4. Concept Boundary Detection

Determining when one "concept" ends and another begins is subjective. We iterated on LLM prompts, testing different segmentation strategies (sliding windows, topic modeling, explicit markers) before landing on a hybrid approach: fixed chunk windows + LLM-based topic extraction.

5. Elastic Search Latency

Initially, our searches were slow because we were doing full-text queries on large transcript indices. We optimized by:

  • Adding semantic vector search with embeddings
  • Filtering by meeting ID and timestamps
  • Pre-indexing concept cards separately from raw transcripts

6. Fetch.ai Agent Debugging

Debugging agents running on Agentverse was non-trivial—logs were async, and testing required deploying to the cloud. We added verbose logging, local Redis mocking, and a manual trigger endpoint to iterate faster.

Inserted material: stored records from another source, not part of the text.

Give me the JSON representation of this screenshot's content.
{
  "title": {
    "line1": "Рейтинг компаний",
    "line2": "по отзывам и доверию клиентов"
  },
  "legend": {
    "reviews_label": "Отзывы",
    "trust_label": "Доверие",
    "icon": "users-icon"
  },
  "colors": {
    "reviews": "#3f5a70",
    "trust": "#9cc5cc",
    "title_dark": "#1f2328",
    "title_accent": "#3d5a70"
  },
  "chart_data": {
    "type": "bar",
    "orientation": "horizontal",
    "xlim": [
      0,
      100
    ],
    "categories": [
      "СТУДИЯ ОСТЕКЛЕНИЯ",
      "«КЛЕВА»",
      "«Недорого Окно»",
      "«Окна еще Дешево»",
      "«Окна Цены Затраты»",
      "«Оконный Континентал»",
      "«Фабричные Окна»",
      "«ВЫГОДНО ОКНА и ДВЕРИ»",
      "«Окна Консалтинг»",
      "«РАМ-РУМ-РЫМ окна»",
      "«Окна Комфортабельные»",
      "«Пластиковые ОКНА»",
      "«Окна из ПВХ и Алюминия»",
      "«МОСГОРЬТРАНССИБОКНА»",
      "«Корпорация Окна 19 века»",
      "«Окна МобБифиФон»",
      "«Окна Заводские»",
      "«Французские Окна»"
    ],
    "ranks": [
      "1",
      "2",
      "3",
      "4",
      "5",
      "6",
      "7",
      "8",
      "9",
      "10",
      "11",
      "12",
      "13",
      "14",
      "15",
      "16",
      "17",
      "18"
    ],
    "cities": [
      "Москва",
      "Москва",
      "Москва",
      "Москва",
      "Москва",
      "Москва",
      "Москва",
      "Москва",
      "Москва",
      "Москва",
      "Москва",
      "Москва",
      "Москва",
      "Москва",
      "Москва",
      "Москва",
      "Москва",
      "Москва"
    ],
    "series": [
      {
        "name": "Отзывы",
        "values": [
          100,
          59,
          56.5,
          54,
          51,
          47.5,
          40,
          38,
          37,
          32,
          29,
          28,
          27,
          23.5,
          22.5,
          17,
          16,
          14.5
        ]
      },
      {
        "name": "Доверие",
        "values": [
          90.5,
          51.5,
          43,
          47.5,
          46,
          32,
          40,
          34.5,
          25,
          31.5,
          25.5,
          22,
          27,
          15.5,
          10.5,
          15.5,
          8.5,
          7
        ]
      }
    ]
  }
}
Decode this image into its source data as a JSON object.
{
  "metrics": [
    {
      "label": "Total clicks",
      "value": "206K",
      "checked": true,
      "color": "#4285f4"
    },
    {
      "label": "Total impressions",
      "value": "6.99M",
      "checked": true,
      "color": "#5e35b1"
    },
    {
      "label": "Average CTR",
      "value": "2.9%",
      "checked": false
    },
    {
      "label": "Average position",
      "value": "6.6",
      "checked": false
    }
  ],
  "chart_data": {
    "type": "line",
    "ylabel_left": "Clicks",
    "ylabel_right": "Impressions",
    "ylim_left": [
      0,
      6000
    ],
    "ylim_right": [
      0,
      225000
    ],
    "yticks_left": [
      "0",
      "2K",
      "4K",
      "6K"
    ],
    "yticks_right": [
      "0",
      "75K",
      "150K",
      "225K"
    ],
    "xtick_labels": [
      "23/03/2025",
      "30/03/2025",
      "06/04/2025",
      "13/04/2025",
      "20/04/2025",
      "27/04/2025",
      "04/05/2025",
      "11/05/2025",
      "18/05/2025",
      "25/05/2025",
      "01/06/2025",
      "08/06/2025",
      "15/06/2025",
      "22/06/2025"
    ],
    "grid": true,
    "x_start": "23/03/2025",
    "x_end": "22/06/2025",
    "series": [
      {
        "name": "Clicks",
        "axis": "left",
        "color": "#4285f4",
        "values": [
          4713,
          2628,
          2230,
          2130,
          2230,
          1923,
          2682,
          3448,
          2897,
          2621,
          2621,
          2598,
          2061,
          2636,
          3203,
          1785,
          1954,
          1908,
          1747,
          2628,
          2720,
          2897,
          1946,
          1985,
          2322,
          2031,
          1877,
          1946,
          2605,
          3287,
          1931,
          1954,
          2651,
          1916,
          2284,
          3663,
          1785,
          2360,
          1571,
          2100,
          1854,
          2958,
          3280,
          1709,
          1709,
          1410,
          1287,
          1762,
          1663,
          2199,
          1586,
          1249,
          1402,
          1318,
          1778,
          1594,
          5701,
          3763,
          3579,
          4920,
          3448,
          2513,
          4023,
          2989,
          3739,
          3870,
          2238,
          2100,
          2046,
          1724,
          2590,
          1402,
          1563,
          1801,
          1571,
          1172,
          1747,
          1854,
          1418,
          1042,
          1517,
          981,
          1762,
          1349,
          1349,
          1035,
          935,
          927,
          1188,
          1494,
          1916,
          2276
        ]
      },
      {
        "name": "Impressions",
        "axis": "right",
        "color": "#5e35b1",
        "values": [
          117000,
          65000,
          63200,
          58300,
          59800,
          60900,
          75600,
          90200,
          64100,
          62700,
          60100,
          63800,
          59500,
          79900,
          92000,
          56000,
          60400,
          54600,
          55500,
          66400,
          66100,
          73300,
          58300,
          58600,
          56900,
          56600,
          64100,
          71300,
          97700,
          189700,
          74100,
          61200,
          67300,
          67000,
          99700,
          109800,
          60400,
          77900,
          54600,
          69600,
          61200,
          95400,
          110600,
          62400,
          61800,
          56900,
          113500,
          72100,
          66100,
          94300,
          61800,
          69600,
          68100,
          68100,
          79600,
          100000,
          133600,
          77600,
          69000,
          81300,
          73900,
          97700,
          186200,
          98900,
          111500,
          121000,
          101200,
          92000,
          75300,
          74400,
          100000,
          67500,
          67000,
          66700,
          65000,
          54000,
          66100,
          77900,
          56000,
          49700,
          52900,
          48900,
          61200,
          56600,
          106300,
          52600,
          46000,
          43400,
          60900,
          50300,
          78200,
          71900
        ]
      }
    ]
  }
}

Accomplishments that we're proud of

Built a fully functional AI teaching assistant in 36 hours—from idea to live demo
Seamless Zoom integration with native side panel—no browser tabs required
Autonomous agents that generate concept cards without human intervention
Real-time learning analytics that give instructors actionable feedback
Scalable architecture ready for thousands of concurrent classrooms
Closed the learning loop: sense confusion → intervene → verify understanding

We didn't just build a transcript tool. We built a learning intelligence system that actively improves education outcomes.


What's next for TA-DA

Short-term:

  • Stabilize Live Avatar: Fix lip-sync timing, optimize rendering, and make the TA avatar production-ready for a truly immersive learning experience
  • Voice-based Q&A: Students speak questions instead of typing
  • Multi-language support: Real-time translation for global classrooms
  • Instructor dashboards: Advanced analytics—confusion heatmaps, engagement scores, concept mastery
  • Pre-class prep mode: Upload slides/notes before class; TA-DA cross-references during lecture

Long-term:

  • TA-DA as Substitute Teacher: Train TA-DA on a professor's teaching style, course materials, and past lectures—if the professor can't join, TA-DA delivers the lecture autonomously with the live avatar
  • Adaptive learning paths: TA-DA generates personalized review sessions based on which concepts each student struggled with
  • Cross-meeting memory: Agents remember past lectures, building a knowledge graph across an entire course
  • Federated agents: Specialized agents for different subjects (Math Tutor, Code Debugger, Writing Coach)
  • Zoom Marketplace launch: One-click install for universities, bootcamps, and corporate training

The vision?
Every classroom gets a teaching assistant that never sleeps, never judges, and scales infinitely. Education shouldn't be a guessing game. With TA-DA, it won't be.


TA-DA: Teaching Assistant Done Autonomously
The closed-loop learning system built for Zoom.